The location theories are all a bit kooky, because as one poster mentioned, the n=4 and they all have to invent something offhand to explain Africa’s low place in industrial history. Any attempt to explain Africa in terms of its geography is fruitless (unless there’s a “southern hemisphere” explanation. I mean, Africa is huge, and does contain deserts and savannas in its interior, but the damn continent stretches across the equator and down to the Cape, has just massive amounts of coast, and plenty of arable land (you don’t see much farming in Arizona but that doesn’t mean the whole continent is barren).
So I’ll throw out one more twist that would further refine the stable government/entrenched labor force theory- maybe what you need is a stable, reasonably universal RELIGEON. Not necessarily top-to-bottom, but something to tell the peasants that they don’t need to rebel, they’ll get their reward in non-tangible ways, and that their place on this earth is fixed by the divine.
Some of the economic theories you’ve posted, ie, east-west continental orientation are quite interseting. However, I would ask this: What animals did the early American settlerts wi[e out that we migh better have domesticated?

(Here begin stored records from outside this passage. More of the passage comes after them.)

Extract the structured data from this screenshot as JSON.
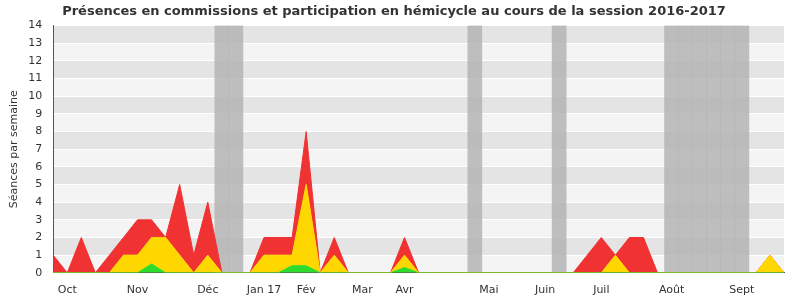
{
  "chart_data": {
    "type": "line",
    "title": "Présences en commissions et participation en hémicycle au cours de la session 2016-2017",
    "y_label": "Séances par semaine",
    "categories": [
      null,
      "Oct",
      null,
      null,
      null,
      null,
      "Nov",
      null,
      null,
      null,
      null,
      "Déc",
      null,
      null,
      null,
      "Jan 17",
      null,
      null,
      "Fév",
      null,
      null,
      null,
      "Mar",
      null,
      null,
      "Avr",
      null,
      null,
      null,
      null,
      null,
      "Mai",
      null,
      null,
      null,
      "Juin",
      null,
      null,
      null,
      "Juil",
      null,
      null,
      null,
      null,
      "Août",
      null,
      null,
      null,
      null,
      "Sept",
      null,
      null,
      null
    ],
    "series": [
      {
        "type": "line",
        "color": "#2edc2e",
        "values": [
          0,
          0,
          0,
          0,
          0,
          0,
          0,
          0.5,
          0,
          0,
          0,
          0,
          0,
          0,
          0,
          0,
          0,
          0.4,
          0.4,
          0,
          0,
          0,
          0,
          0,
          0,
          0.3,
          0,
          0,
          0,
          0,
          0,
          0,
          0,
          0,
          0,
          0,
          0,
          0,
          0,
          0,
          0,
          0,
          0,
          0,
          0,
          0,
          0,
          0,
          0,
          0,
          0,
          0,
          0
        ]
      },
      {
        "type": "line",
        "color": "#ffd700",
        "values": [
          0,
          0,
          0,
          0,
          0,
          1,
          1,
          1.5,
          2,
          1,
          0,
          1,
          0,
          0,
          0,
          1,
          1,
          0.6,
          4.6,
          0,
          1,
          0,
          0,
          0,
          0,
          0.7,
          0,
          0,
          0,
          0,
          0,
          0,
          0,
          0,
          0,
          0,
          0,
          0,
          0,
          0,
          1,
          0,
          0,
          0,
          0,
          0,
          0,
          0,
          0,
          0,
          0,
          1,
          0
        ]
      },
      {
        "type": "line",
        "color": "#f03232",
        "values": [
          1,
          0,
          2,
          0,
          1,
          1,
          2,
          1,
          0,
          4,
          1,
          3,
          0,
          0,
          0,
          1,
          1,
          1,
          3,
          0,
          1,
          0,
          0,
          0,
          0,
          1,
          0,
          0,
          0,
          0,
          0,
          0,
          0,
          0,
          0,
          0,
          0,
          0,
          1,
          2,
          0,
          2,
          2,
          0,
          0,
          0,
          0,
          0,
          0,
          0,
          0,
          0,
          0
        ]
      },
      {
        "type": "bar",
        "color": "#b4b4b4",
        "values": [
          null,
          null,
          null,
          null,
          null,
          null,
          null,
          null,
          null,
          null,
          null,
          null,
          14,
          14,
          null,
          null,
          null,
          null,
          null,
          null,
          null,
          null,
          null,
          null,
          null,
          null,
          null,
          null,
          null,
          null,
          14,
          null,
          null,
          null,
          null,
          null,
          14,
          null,
          null,
          null,
          null,
          null,
          null,
          null,
          14,
          14,
          14,
          14,
          14,
          14,
          null,
          null,
          null
        ]
      }
    ],
    "stacked": true,
    "ylim": [
      0,
      14
    ],
    "yticks": [
      0,
      1,
      2,
      3,
      4,
      5,
      6,
      7,
      8,
      9,
      10,
      11,
      12,
      13,
      14
    ],
    "grid": true
  }
}
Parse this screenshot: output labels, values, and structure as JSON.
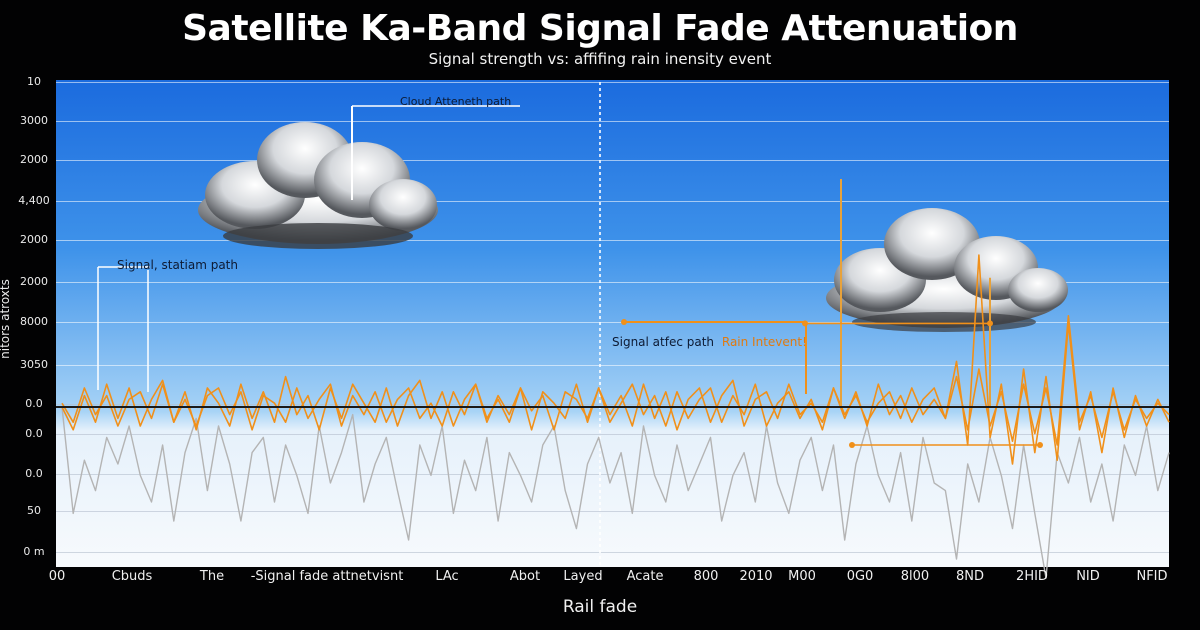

Like your site and your link to some good picture art.
NH
How about this for an explanation: countries farther from the equator have less poor people because they have a phenomenon called “winter” that has been wiping out the very poor for centuries. Here in Brazil hundreds of thousands of people live in cardboard shacks. In the city where I live, if the temperature dropped to sub-zero for 48 hours, around 50% of the population would probably die. Warm countries have more poverty because they are better able to sustain large populations of extremely poor people.
While I do not mean to discount the importance of AC, Greeks, Egyptians and Mesopotamians were all capable of “sustained mental concentration” in their respective hod (but arid) climates. Ditto for the Central American civiliztions…
If “all of the poverty or wealth of nations can be explained by distance from the Equator” then air conditioning is the great equalizer.
Note the rise of many countries – Taiwan, Singapore, Hong Kong, or even Arizon after the common availability of air conditioning.